The reason why Newport (Ymerodraeth State of Mind) is so superior is it manages to turn the small and trivial into the glorious and grand (kind of the opposite of what Jay-Z managed). Descriptions of Newport's shopping centre, its night life and tongue-in-cheek boasts about its minor celebrities invoke love and pride in one's own insignificant corner of the world. I have never been to Newport, but Newport immediately gets me thinking about all the little cities and towns that have played a part in my life: Morecambe, Lancaster, Heysham, Sale, Seascale, even Manchester.
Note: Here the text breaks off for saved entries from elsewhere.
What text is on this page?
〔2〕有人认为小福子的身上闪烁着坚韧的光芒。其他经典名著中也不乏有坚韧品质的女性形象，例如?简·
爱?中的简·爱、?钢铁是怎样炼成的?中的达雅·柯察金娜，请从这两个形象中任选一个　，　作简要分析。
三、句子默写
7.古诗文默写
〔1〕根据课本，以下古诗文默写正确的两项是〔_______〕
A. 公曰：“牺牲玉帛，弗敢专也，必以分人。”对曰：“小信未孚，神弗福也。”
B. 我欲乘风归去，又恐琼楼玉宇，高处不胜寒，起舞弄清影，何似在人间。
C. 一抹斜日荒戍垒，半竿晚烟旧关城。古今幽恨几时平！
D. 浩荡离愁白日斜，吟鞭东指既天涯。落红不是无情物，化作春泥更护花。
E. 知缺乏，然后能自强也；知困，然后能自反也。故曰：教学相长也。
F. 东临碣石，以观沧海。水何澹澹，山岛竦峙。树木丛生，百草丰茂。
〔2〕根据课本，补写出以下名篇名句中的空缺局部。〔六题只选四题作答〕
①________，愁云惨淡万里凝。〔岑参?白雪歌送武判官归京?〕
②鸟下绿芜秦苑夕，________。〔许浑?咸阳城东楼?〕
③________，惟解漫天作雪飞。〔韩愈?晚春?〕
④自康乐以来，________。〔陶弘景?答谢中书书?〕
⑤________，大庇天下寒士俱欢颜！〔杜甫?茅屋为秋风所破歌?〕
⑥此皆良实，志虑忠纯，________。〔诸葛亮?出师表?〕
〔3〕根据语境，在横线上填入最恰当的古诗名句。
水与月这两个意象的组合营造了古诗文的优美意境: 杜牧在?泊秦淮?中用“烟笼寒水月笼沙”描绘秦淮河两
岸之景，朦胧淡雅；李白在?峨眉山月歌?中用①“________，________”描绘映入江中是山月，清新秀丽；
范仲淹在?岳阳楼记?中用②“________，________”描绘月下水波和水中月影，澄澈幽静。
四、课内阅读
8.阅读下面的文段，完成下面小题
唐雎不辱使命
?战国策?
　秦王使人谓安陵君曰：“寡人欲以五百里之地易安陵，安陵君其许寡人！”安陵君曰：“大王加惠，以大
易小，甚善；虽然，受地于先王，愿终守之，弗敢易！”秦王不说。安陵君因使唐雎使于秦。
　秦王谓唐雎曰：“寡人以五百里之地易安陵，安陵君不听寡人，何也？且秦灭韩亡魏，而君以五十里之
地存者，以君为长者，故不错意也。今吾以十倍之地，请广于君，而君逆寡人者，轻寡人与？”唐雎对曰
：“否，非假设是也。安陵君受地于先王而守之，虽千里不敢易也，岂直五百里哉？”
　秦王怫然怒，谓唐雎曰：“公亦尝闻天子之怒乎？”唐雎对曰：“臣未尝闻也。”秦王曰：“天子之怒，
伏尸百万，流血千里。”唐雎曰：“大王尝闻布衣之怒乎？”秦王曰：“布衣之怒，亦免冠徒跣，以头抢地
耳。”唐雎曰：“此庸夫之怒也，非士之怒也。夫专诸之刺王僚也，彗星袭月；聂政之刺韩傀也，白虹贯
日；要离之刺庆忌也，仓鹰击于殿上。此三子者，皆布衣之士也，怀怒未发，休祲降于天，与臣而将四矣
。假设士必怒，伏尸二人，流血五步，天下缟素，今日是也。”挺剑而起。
Newport succeeds in the same fashion as many classic works of literature: the everyday and the mundane is elevated to the level of epic.
Alicia Keys' chorus and final verse achieve spectacularly where Jay-Z's two verses fail. She invokes the desire any right-thinking human has to visit New York, and the righteous pride any New York deserves to feel. I'm being too hard on Jay-Z; he only occasionally undermines his point (but you'd think a professional would be able to iron out such imperfections). The second verse references Afrika Bambaataa, home of the hip hop ; love it – that's one of the many wonderful things that comes to mind when I think of New York. (Course Jay-Z has to have a stab at ruining it; what he actually raps is Afrika Bambaataa shit, home of the hip hop – I just don't get it.)
Point is Empire/Ymerodraeth is a brilliant hip hop song combining rapping and beats (obviously) with two of the rarest finds in hip hop music: a decent chorus, and a singer who know what a tune is. Newport (Ymerodraeth State of Mind) is far superior because it better achieves artistically what it sets out to do, and creates a much more universal experience. Of course you'll disagree if you happen to live in New York, or perhaps any other massive city (you know, like London and that).